San Francisco’s Top Prosecutor Will Face a Recall Election

San Francisco’s Top Prosecutor Will Face a Recall Election

“Everybody’s like, why doesn’t the D.A.’s office just scoop these people up and throw them in jail so I don’t have to look at them anymore,” said Lara Bazelon, a professor at the University of San Francisco School of Law who is a supporter of Mr. Boudin. “That’s not how the law works. It is not a crime to be homeless.”

Mr. Boudin framed the recall effort as driven by traditional law-and-order conservatives who want to roll back his efforts, such as not asking judges for cash bail, seeking more lenient sentences and sending fewer juveniles to prison.

“This is clearly about criminal justice reform,” he said. “This is a question of whether we’re going to go forward and continue to implement data-driven policies that center crime victims, that invest in communities impacted by crime, and that use empirical evidence to address root causes of crime in our communities — if we’re going to go back to the failed policies of Reagan and Trump.”

While fears about crime have fueled the recall effort, the data tells a more nuanced story: Major crimes were down 23 percent overall last year, according to the San Francisco Police Department, even as burglaries and auto thefts rose.

Part of the problem, Mr.
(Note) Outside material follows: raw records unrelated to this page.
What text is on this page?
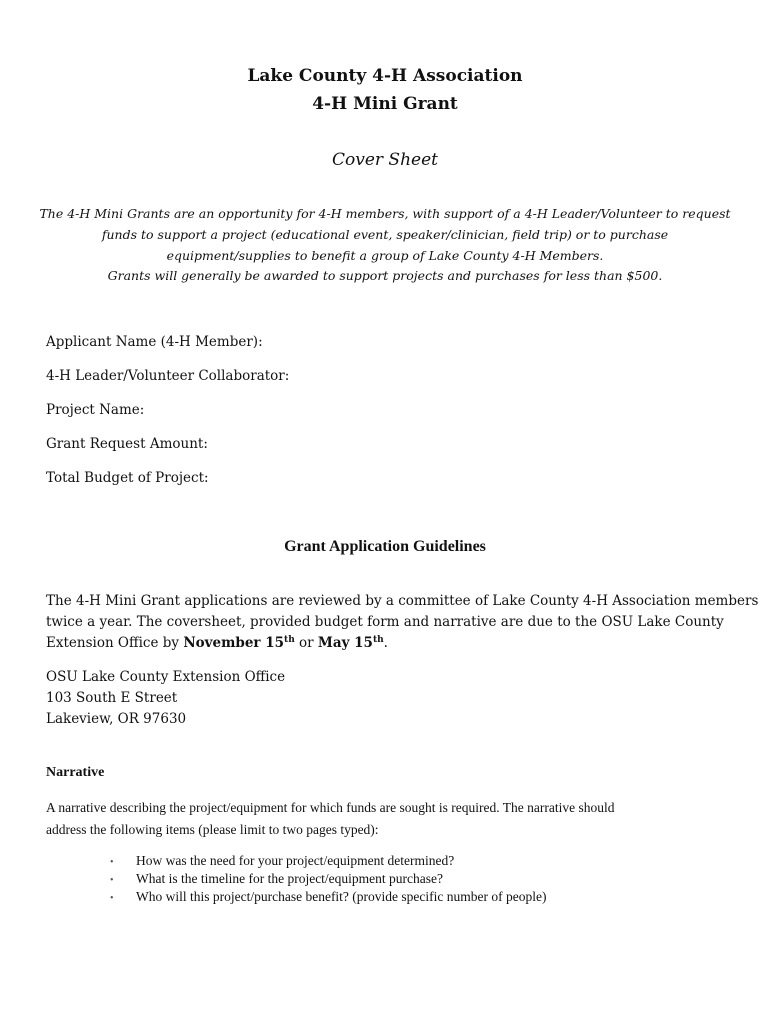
Lake County 4-H Association
4-H Mini Grant
Cover Sheet
The 4-H Mini Grants are an opportunity for 4-H members, with support of a 4-H Leader/Volunteer to request
funds to support a project (educational event, speaker/clinician, field trip) or to purchase
equipment/supplies to benefit a group of Lake County 4-H Members.
Grants will generally be awarded to support projects and purchases for less than $500.
Applicant Name (4-H Member):
4-H Leader/Volunteer Collaborator:
Project Name:
Grant Request Amount:
Total Budget of Project:
Grant Application Guidelines
The 4-H Mini Grant applications are reviewed by a committee of Lake County 4-H Association members
twice a year. The coversheet, provided budget form and narrative are due to the OSU Lake County
Extension Office by November 15th or May 15th.
OSU Lake County Extension Office
103 South E Street
Lakeview, OR 97630
Narrative
A narrative describing the project/equipment for which funds are sought is required. The narrative should
address the following items (please limit to two pages typed):
• How was the need for your project/equipment determined?
• What is the timeline for the project/equipment purchase?
• Who will this project/purchase benefit? (provide specific number of people)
Boudin said, is that the police are arresting fewer people — an issue that he blames in part on the pandemic because many perpetrators, wearing masks to protect them from the virus, are difficult to identify.

On Tuesday evening, Mr. Boudin was walking out of an event at a local university when a man came up to him and said, “When are you going to start making arrests?”

“I said to him, I’m not going to start making arrests,” he recounted. “That’s not what the D.A. does. We don’t make arrests.”